Future of MEC: Ubiquitous Network and Computing
With the expansion of the ecosystem of network edge, more technical and service innovations will occur around edge network.
—Cloud-edge coordination: Balance between cost and performance
The computing power of MEC has obviously higher costs than that of a centralized cloud. The latency-insensitive services can be processed by the centralized cloud, such as massive data analysis and AI training. AI reasoning and policy execution can be delivered to MEC. Through coordination of edge and cloud, the services can achieve a balance between performance and cost.
—Edge-edge coordination: Support service continuity and trigger network edge reconfiguration
Take V2X as an example. When a car moves, network/MEC switching will be triggered at the edge of the network/MEC coverage. To ensure the continuity of services, edge-edge coordination is required. MECs need to be connected through edge networks, thus triggering edge network reconfiguration. Edge-edge coordination includes four layers: network-network coordination, network-cloud coordination, cloud-cloud coordination, and application coordination.
—Computing-aware network: The network is aware of computing resources and capability to implement routing based on computing and network QoS
The distributed computing power can be connected through intelligent networks so that the network can be aware of the computing power. The computing power can be allocated according to the service requirements in terms of network quality, computing power capability, and service priorities through intelligent routes to maximize the use of computing power.
—Blockchain in MEC: Authenticate edge nodes
Edge-edge interconnection enables the network to convert from a center-edge star structure to a multilateral interconnected structure. Blockchain technology, with features such as decentralization, consensus mechanism, and peer-to-peer interconnection, perfectly matches with the edge-edge interconnection model. The blockchain technology can be used in edge node authentication and authorization to improve service and system security.
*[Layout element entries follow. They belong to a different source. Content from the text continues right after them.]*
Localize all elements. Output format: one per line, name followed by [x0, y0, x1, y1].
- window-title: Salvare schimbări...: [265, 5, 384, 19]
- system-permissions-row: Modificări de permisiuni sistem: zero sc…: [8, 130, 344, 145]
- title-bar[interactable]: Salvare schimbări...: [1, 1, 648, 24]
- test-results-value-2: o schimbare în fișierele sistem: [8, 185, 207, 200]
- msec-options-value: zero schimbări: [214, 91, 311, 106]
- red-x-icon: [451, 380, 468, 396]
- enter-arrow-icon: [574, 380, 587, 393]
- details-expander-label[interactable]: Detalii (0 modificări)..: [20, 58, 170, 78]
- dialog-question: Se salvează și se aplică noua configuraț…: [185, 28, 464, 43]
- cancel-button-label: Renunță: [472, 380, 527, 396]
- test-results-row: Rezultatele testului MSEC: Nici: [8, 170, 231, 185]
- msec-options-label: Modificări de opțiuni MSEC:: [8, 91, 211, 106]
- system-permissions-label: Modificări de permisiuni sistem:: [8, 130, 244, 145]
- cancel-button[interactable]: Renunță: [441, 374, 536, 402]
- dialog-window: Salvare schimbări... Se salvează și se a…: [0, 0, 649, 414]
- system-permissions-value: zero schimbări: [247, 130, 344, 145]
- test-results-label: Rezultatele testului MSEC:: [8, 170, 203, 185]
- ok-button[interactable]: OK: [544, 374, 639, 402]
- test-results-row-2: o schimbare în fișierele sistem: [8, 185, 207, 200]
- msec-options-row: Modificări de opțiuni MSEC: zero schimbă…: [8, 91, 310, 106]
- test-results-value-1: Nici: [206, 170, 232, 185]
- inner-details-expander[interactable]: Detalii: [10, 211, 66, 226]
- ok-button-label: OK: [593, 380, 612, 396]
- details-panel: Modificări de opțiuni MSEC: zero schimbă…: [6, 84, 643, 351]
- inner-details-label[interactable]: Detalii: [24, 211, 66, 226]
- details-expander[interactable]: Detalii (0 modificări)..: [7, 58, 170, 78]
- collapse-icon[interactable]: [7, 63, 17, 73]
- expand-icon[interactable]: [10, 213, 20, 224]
—Grid computing: Distributed computing of huge tasks
When scattered computing nodes are connected into a network of high computing power, they evolve into a computing grid capable of performing large/huge computing tasks. By splitting applications into several independent computing units, the network can assign them to different edge nodes and initiate distributed operations at the same time.
—Function as a Service: Abstract general computing requirements to enable coexistence of computing and connection
Function as a Service is an event-driven, fully-managed serverless computing service. Common computing power requirements are abstracted and then encapsulated into abundant function sets for service invocation while the service focuses only on its own logic. Function computing provides elastic, highly available, expandable, and fast response calculation capabilities for the service, so that any application or service can be quickly built.
When viewing the IT development history, from mainframe computer to PC, computing power has evolved from a centralized to a distributed mode. From PC to cloud computing, computing power has evolved from a distributed to an on-demand mode. From cloud computing to edge computing, it has become more localized to enhance service quality. With the further development of the above new technologies, ubiquitous network and ubiquitous computing will eventually be realized through more intelligent network connections and more abundant computing power.